In separate findings from last year’s report referenced earlier, OIG noted that “fraud, waste, and abuse are long-standing problems” with providing food and beverage service on trains, involving “falsification of documents to conceal missing food and beverage revenues and inventories.” Between March 2003 and January 2010, OIG identified over 900 cases where Amtrak’s Lead Service Attendants (LSAs) may have engaged in “theft, dishonesty, and policy/procedure violations,” generally entailing “the falsification of documents to conceal missing food and beverage revenues and inventories.”

While no personnel selection process can cull all potential “problem workers” from the process, surely Amtrak should work to immediately improve its use of background investigation information, especially for employees like LSAs who are directly responsible for handling cash.

Furthermore, although OIG praised Amtrak for introducing some checks and balances, the report stated that “internal control weaknesses and gaps … still exist.” Among its suggestions to bring Amtrak’s procedures in food and beverage service up to “industry best practices” were: creation of a dedicated loss-prevention unit, a management-sponsored program aimed at preventing fraud in advance, random management searches of inventories, and (where possible) creation of a cashless payment system much like those instituted for sales on-board commercial aircraft. Amtrak’s leadership agreed with OIG’s recommendations, and with the exception of a cashless system (which management believed could be implemented after introducing a new point of sale plan late this year) provided various timetables to initiate these reforms in late 2011 and 2012. Hopefully today’s hearing will encourage Amtrak to continue making progress on OIG’s advice.

Finally, an October 2011 OIG report (“Passenger Rail Investment and Improvement Act of 2008: Amtrak Has Made Good Progress, but Continued Commitment Needed to Fully Address Provisions,” OIG-A-2012-001)  found that “implementing Amtrak’s new financial system is key to completing several remaining provisions” of the 2008 act, pertaining to modernization of financial accounting, planning, and data-gathering on “performance and service quality of intercity passenger trains, including cost recovery.” At that time, in the fall of 2011, OIG was told that debugging and reliability checks could take “several more months.” Here again, NTU is hopeful that this system is now completely operational, since its effectiveness is directly related to remedying some of the underlying weaknesses of food and beverage service. We urge the Committee to monitor this portion of the Passenger Rail Investment and Improvement Act with particular care.

Conclusion

As my remarks noted earlier, NTU has a wide-ranging interest in reforming the nation’s passenger-rail network and moving it toward a model that minimizes federal taxpayer involvement as well as maximizes commercial viability. The proposals associated with such reform carry with them some degree of controversy, but the topic the Committee has explored today should not.
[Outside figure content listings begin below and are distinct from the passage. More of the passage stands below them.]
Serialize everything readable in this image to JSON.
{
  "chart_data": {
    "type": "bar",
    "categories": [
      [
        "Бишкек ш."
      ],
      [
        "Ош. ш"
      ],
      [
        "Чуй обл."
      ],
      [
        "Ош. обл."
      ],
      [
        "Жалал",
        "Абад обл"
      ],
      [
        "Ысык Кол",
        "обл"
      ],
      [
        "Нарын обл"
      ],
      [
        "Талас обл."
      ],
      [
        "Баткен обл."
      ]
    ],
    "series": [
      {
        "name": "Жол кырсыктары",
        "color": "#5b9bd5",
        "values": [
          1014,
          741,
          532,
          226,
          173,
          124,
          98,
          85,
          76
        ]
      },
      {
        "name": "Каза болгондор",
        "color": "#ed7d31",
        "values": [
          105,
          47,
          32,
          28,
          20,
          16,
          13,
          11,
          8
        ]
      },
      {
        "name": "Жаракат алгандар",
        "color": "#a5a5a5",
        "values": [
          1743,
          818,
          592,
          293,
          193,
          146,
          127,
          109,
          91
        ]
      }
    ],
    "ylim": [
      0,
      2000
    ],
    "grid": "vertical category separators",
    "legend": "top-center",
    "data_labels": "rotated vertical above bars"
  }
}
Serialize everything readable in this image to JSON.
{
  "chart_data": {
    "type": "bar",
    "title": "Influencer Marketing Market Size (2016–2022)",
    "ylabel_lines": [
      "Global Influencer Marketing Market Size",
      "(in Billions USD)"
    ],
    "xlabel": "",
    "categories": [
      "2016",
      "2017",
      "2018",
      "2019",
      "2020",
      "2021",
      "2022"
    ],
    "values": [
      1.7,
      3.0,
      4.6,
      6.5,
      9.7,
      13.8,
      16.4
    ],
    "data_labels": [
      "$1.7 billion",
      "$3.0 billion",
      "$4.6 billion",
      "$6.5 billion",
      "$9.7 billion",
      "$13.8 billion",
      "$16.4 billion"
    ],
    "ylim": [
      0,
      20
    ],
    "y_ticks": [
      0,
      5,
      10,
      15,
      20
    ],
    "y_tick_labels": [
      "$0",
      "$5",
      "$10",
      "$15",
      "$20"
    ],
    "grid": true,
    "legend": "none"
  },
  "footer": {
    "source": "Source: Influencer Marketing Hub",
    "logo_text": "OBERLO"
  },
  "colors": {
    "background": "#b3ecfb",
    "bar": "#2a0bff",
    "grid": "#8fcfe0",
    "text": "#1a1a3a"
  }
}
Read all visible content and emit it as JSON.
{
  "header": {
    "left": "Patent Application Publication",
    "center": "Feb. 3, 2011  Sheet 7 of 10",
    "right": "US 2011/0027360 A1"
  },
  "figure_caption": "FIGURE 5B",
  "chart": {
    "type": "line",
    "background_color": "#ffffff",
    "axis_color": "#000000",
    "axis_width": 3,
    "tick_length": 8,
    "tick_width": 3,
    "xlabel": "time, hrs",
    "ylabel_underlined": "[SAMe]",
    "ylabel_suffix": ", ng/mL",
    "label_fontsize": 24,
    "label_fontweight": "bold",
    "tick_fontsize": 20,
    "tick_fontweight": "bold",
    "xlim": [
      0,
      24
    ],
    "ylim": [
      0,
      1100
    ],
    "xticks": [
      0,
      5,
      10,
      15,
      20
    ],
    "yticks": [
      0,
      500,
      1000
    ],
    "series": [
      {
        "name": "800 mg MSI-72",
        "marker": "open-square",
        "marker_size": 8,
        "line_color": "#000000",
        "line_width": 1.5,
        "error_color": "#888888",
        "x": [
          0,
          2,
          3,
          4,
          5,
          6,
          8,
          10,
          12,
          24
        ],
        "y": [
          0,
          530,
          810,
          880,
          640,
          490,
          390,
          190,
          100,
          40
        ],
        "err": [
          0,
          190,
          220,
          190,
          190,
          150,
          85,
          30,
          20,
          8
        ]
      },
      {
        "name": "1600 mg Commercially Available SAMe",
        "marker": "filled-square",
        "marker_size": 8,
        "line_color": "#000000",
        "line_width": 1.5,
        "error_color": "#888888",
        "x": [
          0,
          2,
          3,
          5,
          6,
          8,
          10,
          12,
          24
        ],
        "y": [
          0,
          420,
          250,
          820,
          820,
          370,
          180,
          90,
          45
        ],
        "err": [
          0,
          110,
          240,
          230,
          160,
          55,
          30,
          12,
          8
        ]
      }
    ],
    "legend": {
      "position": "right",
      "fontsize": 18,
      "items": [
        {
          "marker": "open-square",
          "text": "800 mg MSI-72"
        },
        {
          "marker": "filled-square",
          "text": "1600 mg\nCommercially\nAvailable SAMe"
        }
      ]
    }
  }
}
For the sake of sound management, solid customer service, and above all, simple accountability to taxpayers, Amtrak’s food and beverage operations require timely, dedicated leadership to ensure their improvement.

Whatever additional steps Committee Members may deem necessary or desirable, NTU urges you to find a bipartisan consensus and move forward with provisions such as those contained in H.R. 3362. Toward this end, NTU and its members pledge their support and maximum effort.

I appreciate the attention and consideration you have given to these views, and look forward to cooperating on solutions with you and your staff in the near future.